Vergangenes Wochenende war ich zu einer Taufe in Stuttgart eingeladen. Zwar liegt das von Freiburg aus gesehen nicht gerade um die Ecke, aber ich war noch nie zuvor bei einer Taufe und bei einer russisch-orthodoxen erst recht nicht. Es gab eine lange Zeremonie mit vielen Gesängen, Weihrauch und dem eigentlichen Highlight: dem Untertauchen des Kindes in heiligem Jordanwasser.
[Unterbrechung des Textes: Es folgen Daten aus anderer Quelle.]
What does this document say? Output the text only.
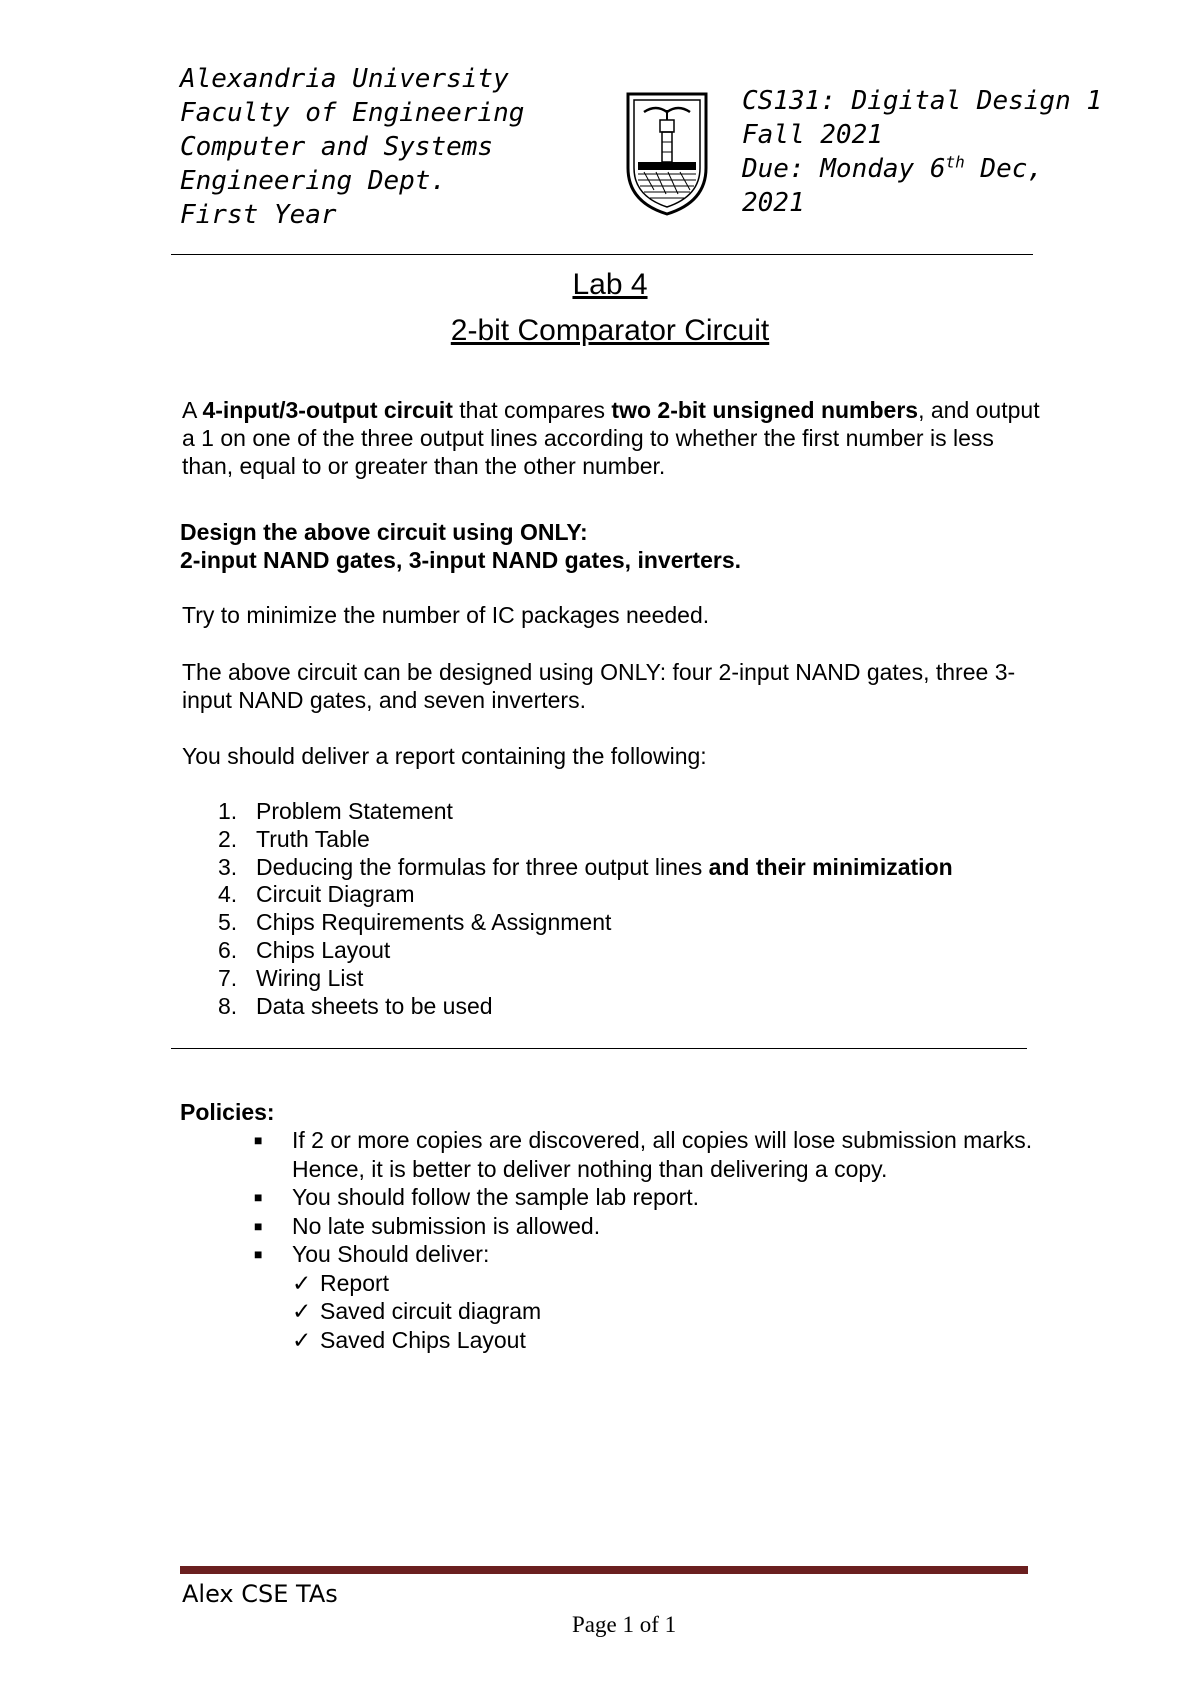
Alexandria University
Faculty of Engineering
Computer and Systems
Engineering Dept.
First Year
CS131: Digital Design 1
Fall 2021
Due: Monday 6th Dec,
2021
Lab 4
2-bit Comparator Circuit
A 4-input/3-output circuit that compares two 2-bit unsigned numbers, and output a 1 on one of the three output lines according to whether the first number is less than, equal to or greater than the other number.
Design the above circuit using ONLY:
2-input NAND gates, 3-input NAND gates, inverters.
Try to minimize the number of IC packages needed.
The above circuit can be designed using ONLY: four 2-input NAND gates, three 3-input NAND gates, and seven inverters.
You should deliver a report containing the following:
1. Problem Statement
2. Truth Table
3. Deducing the formulas for three output lines and their minimization
4. Circuit Diagram
5. Chips Requirements & Assignment
6. Chips Layout
7. Wiring List
8. Data sheets to be used
Policies:
■	If 2 or more copies are discovered, all copies will lose submission marks.
Hence, it is better to deliver nothing than delivering a copy.
■	You should follow the sample lab report.
■	No late submission is allowed.
■	You Should deliver:
✓ Report
✓ Saved circuit diagram
✓ Saved Chips Layout
Alex CSE TAs
Page 1 of 1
Natürlich ist es schwierig, in unseren Breiten eine Schüssel voll Jordanwasser zu bekommen, aber immerhin ein paar Spritzer des heiligen Wassers konnte der Priester unter das (vermutlich) Stuttgarter Leitungswasser mischen. Danach wurde der kleine Täufling auch gefirmt. Das heißt, mit teuren Ölen gesalbt und dann mit einem Schwamm abgewaschen. Zu guter Letzt wurden ihm noch die ersten Haare abgeschnitten, um zu symbolisieren, dass er ab heute ein Sklave Christi sei, allen anderen gegenüber aber frei. Deshalb – so hat es der Priester für die vielen Gäste erklärt – waren ursprünglich bei einer orthodoxen Taufe die Eltern des Täuflings gar nicht anwesend, sondern haben den Kleinen erst nach der Zeremonie wieder in Empfang nehmen dürfen. Leider haben dem Kleinen weder Bad noch Salbung gefallen und er hat fast ohne Pause geweint. Aber wie soll er mit seinen zehn Wochen Lebenserfahrung auch verstehen, was plötzlich vor sich geht? Und eine erste Locke hatte er noch gar nicht, da musste dann die Taufpatin herhalten. Nach dem offiziellen Teil wurden kurzerhand Bierbänke und Tische in die Kirche getragen und es gab ein schönes gemeinsames Essen.